Kalin mengatakan Ankara sedang mengejar “kebijakan keseimbangan” dalam hubungannya dengan Rusia.



“Karena kami bergantung pada sumber energi asing, kami mengembangkan hubungan dengan Rusia seperti yang kami lakukan dengan Iran,” ujar dia, mencatat bahwa Turki juga menikmati hubungan baik dengan Amerika Serikat (AS) dan negara-negara Barat lainnya.



“Kami tidak menjatuhkan sanksi kepada Rusia atas perang Ukraina. Tentu saja, kita harus melindungi kepentingan negara kita,” papar dia.



Menurut pendapat Kalin, “Menjatuhkan sanksi pada Moskow akan lebih merugikan ekonomi Turki daripada Rusia.”

“Kami mengambil sikap yang jelas. Saat ini, orang Barat juga telah menerimanya. Mereka tidak mengatakan apapun tentang posisi Turki karena alasan geopolitik,” ujar Kalin.

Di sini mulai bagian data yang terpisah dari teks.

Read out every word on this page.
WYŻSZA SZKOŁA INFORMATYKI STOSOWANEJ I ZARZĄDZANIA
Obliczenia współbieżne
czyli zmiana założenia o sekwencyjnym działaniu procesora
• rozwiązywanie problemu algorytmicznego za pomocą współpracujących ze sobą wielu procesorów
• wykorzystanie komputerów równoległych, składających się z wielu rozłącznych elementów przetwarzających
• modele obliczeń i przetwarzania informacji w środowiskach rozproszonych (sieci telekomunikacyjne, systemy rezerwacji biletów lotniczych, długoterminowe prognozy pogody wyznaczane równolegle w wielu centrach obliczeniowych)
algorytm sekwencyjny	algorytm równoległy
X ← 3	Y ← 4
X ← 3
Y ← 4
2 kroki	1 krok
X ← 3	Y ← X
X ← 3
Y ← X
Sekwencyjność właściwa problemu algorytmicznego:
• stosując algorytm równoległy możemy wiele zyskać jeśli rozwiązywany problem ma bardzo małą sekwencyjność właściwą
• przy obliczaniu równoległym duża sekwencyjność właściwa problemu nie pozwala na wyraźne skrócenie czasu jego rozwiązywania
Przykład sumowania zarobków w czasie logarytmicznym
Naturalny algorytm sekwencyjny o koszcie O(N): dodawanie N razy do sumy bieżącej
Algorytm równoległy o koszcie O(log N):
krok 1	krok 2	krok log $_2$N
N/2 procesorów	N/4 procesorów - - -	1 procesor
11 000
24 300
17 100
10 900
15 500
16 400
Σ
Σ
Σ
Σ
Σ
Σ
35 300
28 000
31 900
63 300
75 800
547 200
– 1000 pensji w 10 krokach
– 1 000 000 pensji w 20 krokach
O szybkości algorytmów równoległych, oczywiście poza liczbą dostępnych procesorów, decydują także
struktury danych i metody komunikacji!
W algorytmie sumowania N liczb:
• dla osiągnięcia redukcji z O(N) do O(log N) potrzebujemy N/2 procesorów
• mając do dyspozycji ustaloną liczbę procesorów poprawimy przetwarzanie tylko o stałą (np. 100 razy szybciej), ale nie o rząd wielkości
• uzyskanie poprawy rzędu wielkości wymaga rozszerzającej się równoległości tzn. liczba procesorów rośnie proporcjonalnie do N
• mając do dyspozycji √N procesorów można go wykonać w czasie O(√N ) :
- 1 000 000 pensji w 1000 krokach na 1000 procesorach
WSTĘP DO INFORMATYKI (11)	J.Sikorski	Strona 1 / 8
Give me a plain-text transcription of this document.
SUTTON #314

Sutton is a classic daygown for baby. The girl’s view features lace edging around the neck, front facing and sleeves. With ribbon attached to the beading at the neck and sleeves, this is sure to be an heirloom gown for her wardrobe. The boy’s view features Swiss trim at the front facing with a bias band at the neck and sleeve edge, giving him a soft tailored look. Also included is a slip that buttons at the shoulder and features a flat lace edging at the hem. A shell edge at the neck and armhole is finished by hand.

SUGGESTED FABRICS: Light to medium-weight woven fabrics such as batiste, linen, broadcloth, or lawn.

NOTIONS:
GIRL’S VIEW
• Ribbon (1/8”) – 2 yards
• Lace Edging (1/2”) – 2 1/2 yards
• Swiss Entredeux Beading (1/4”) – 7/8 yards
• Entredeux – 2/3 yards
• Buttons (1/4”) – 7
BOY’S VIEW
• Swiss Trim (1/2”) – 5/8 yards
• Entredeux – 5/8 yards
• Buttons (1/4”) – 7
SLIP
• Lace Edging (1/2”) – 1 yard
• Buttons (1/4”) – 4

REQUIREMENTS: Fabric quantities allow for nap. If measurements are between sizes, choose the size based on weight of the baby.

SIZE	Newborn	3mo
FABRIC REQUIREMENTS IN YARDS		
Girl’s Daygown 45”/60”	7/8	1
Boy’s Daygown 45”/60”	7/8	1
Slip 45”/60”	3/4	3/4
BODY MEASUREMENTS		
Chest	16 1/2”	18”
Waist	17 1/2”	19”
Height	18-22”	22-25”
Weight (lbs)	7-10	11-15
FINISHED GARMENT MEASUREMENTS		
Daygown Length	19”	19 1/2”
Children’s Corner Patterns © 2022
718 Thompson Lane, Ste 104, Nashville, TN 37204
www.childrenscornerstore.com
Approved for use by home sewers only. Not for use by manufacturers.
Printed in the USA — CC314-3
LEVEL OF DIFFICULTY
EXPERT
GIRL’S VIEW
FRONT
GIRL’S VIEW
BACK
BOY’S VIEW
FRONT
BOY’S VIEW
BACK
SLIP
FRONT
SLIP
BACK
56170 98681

Dia juga menekankan bahwa negaranya tidak mendukung kebijakan menjatuhkan sanksi pribadi terhadap pengusaha Rusia.

“Mereka yang disebut miliarder di Barat disebut oligarki ketika datang ke Rusia. Apakah tidak ada pemimpin seperti itu di AS atau Eropa?” tanya Kalin.

Kalin menjelaskan negaranya memandang operasi militer Rusia sebagai “invasi” dan menyatakannya “dengan jelas dan tegas.”

Namun, dia menekankan, “Turki terus berbicara dengan Ukraina dan Rusia karena semakin lama perang, semakin tinggi biayanya.”

“Terus terang, tidak ada negara lain yang berusaha menyatukan kedua belah pihak. Ini akan menjadi contoh bahwa kerja sama dapat dilakukan pada isu-isu tertentu bahkan di lingkungan perang,” tutur Kalin.

Dia menekankan peran yang dimainkan Ankara dalam menegosiasikan solusi untuk masalah-masalah penting global tertentu, seperti pasokan biji-bijian dari wilayah yang dilanda konflik.

“Siapa yang akhirnya akan berbicara dengan Rusia jika semua orang membakar jembatan?” tanya dia.

Kalin mengakui dia tidak dapat memprediksi pada titik mana pasukan militer Rusia akan meninggalkan Ukraina tetapi menekankan, “Perang memiliki efek jangka pendek, menengah dan jangka panjang.”

“Prediksi saya adalah bahwa kita akan sibuk dengan perang dan dampaknya selama 10 tahun ke depan. Perang mungkin berakhir, tetapi dampaknya akan berlanjut dengan cara yang berbeda,” papar Kalin.

Menurutnya, dunia sedang menghadapi perang dingin jenis baru, dengan sentimen anti-Rusia yang kuat di Barat dan “anti-Baratisme” menyebar di Rusia.

“Akan ada reposisi tektonik besar-besaran,” tegas Kalin.

Mengomentari alasan di balik serangan Rusia di Ukraina, juru bicara Turki membantah klaim Barat tentang “irasionalitas” Presiden Rusia Vladimir Putin, dengan mengatakan kadang-kadang Barat lebih suka "mengirasionalisasikan masalah daripada mengkonfrontasinya."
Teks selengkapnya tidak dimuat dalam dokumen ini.